By default, the node returns markdown-formatted text. Enable Raw Output to receive the raw HTML instead. Results are cached based on the URL and input parameters for the current day.
Extraction Modes
| Mode | Description | Use Case |
|---|---|---|
| Standard (default) | Uses full browser rendering to extract text | JavaScript-heavy sites, SPAs, or when accurate text extraction is critical |
| Quick Mode | Uses fast HTTP retrieval with markdown conversion | Static sites, blogs, or when speed is prioritized over rendering accuracy |
The node automatically caches successful extractions for the current day (based on UTC timestamp).
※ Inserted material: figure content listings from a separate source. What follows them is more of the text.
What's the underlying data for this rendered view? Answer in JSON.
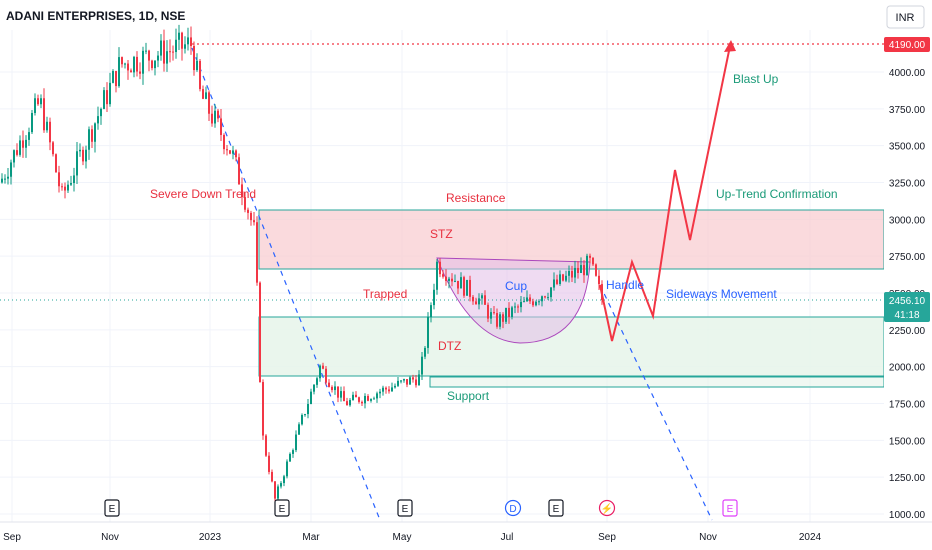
{
  "header": {
    "symbol_title": "ADANI ENTERPRISES, 1D, NSE",
    "currency_button": "INR"
  },
  "price_axis": {
    "ticks": [
      4000,
      3750,
      3500,
      3250,
      3000,
      2750,
      2500,
      2250,
      2000,
      1750,
      1500,
      1250,
      1000
    ],
    "tick_labels": [
      "4000.00",
      "3750.00",
      "3500.00",
      "3250.00",
      "3000.00",
      "2750.00",
      "2500.00",
      "2250.00",
      "2000.00",
      "1750.00",
      "1500.00",
      "1250.00",
      "1000.00"
    ],
    "high_label": "4190.00",
    "last_price_label": "2456.10",
    "countdown_label": "41:18"
  },
  "time_axis": {
    "labels": [
      "Sep",
      "Nov",
      "2023",
      "Mar",
      "May",
      "Jul",
      "Sep",
      "Nov",
      "2024"
    ]
  },
  "event_markers": [
    {
      "type": "earnings",
      "text": "E"
    },
    {
      "type": "earnings",
      "text": "E"
    },
    {
      "type": "earnings",
      "text": "E"
    },
    {
      "type": "dividend",
      "text": "D"
    },
    {
      "type": "earnings",
      "text": "E"
    },
    {
      "type": "split",
      "text": "⚡"
    },
    {
      "type": "earnings-upcoming",
      "text": "E"
    }
  ],
  "annotations": {
    "severe_down_trend": "Severe Down Trend",
    "resistance": "Resistance",
    "stz": "STZ",
    "trapped": "Trapped",
    "cup": "Cup",
    "handle": "Handle",
    "sideways": "Sideways Movement",
    "dtz": "DTZ",
    "support": "Support",
    "uptrend_confirmation": "Up-Trend Confirmation",
    "blast_up": "Blast Up"
  },
  "colors": {
    "up_candle": "#089981",
    "down_candle": "#f23645",
    "resistance_fill": "#f8cdd2",
    "support_fill": "#e6f4ea",
    "teal_text": "#1a9a78",
    "red_text": "#e8303f",
    "blue_text": "#2962ff",
    "projection": "#f23645",
    "trendline": "#2962ff",
    "cup_fill": "#e1bee7"
  },
  "chart_data": {
    "type": "candlestick",
    "title": "ADANI ENTERPRISES, 1D, NSE",
    "y_range": [
      1000,
      4190
    ],
    "zones": {
      "resistance": [
        2680,
        3070
      ],
      "support_band": [
        1950,
        2350
      ],
      "support_line": [
        1870,
        1940
      ]
    },
    "key_levels": {
      "high": 4190.0,
      "last": 2456.1
    },
    "approx_close_path": [
      {
        "t": "Sep 2022",
        "v": 3250
      },
      {
        "t": "Oct 2022",
        "v": 3800
      },
      {
        "t": "mid Oct 2022",
        "v": 3150
      },
      {
        "t": "Nov 2022",
        "v": 4050
      },
      {
        "t": "Dec 2022",
        "v": 4190
      },
      {
        "t": "late Dec 2022",
        "v": 3850
      },
      {
        "t": "mid Jan 2023",
        "v": 3450
      },
      {
        "t": "end Jan 2023",
        "v": 2900
      },
      {
        "t": "early Feb 2023",
        "v": 1550
      },
      {
        "t": "mid Feb 2023",
        "v": 1100
      },
      {
        "t": "early Mar 2023",
        "v": 2000
      },
      {
        "t": "late Mar 2023",
        "v": 1750
      },
      {
        "t": "May 2023",
        "v": 1930
      },
      {
        "t": "mid May 2023",
        "v": 2700
      },
      {
        "t": "Jun 2023",
        "v": 2450
      },
      {
        "t": "late Jun 2023",
        "v": 2300
      },
      {
        "t": "Aug 2023",
        "v": 2700
      },
      {
        "t": "end Aug 2023",
        "v": 2456
      }
    ],
    "projection_path": [
      {
        "t": "Sep 2023",
        "v": 2200
      },
      {
        "t": "Sep 2023",
        "v": 2730
      },
      {
        "t": "Oct 2023",
        "v": 2350
      },
      {
        "t": "Oct 2023",
        "v": 3350
      },
      {
        "t": "Oct 2023",
        "v": 2860
      },
      {
        "t": "Nov 2023",
        "v": 4190
      }
    ]
  }
}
If the same URL and parameters are requested again, the cached result is returned immediately without re-fetching the webpage.
Inputs
| Input | Type | Description | Default |
|---|---|---|---|
| Run | Event | Triggers the webpage fetch operation | - |
| URL | Text | The webpage URL to fetch and extract text from | - |
| Quick Mode | Boolean | When enabled, uses fast HTTP extraction instead of full browser rendering | false |
| Raw Output | Boolean | When enabled, returns raw HTML instead of markdown text | false |
| Chunk | Options | Configuration for splitting the extracted text into chunks (see Chunk Options below) | - |
Chunk Options
When the Chunk input is configured, the node splits the extracted text according to the specified strategy:
| Strategy | Description |
|---|---|
| Structure | Returns an array of elements (sentences, paragraphs, or words) |
| Count | Groups elements into chunks of a specified count |
| Divide | Divides the text into a specified number of equal parts |
| Separator | Splits text by a custom separator string |
Outputs
| Output | Type | Description |
|---|---|---|
| Done | Event | Fires when the webpage extraction is complete |
| Text | Data | The extracted text content (string or array of strings if chunked). Returns 'undefined' on failure |
| Success | Data | Boolean indicating whether the extraction succeeded (true) or failed (false) |
Runtime Behavior and Defaults
- Controlled Execution: This node requires a
Runevent to execute. It will not run automatically when inputs change. - Daily Caching: Successful extractions are cached using a hash of the inputs and current day timestamp. Cache is checked before making any external requests.
- Error Handling: If the URL is invalid, the request fails, or the page cannot be parsed, the node sets
Successtofalseand outputs'undefined'as the text. - Chunking: When chunking is enabled, the output is an array of text chunks rather than a single string. If chunking fails or options are invalid, the raw text is returned instead.
Example
Basic Webpage Extraction
Connect a Start node to Read Webpage, then to a Show node to display the extracted text:
- Start node fires the
runevent - Read Webpage receives the event and fetches the URL (e.g.,
https://example.com) - Show displays the extracted markdown text when
donefires
Chunked Processing for Large Pages
To process a large webpage in manageable pieces:
- Set the Chunk option to Count with a value of
10(groups of 10 sentences/paragraphs) - Connect the Text output to a For Each node to iterate through chunks
- Process each chunk individually (e.g., send to AI Write for analysis)
Quick mode may not execute JavaScript or render dynamic content. For modern web applications or pages requiring login, use standard mode (Quick Mode unchecked).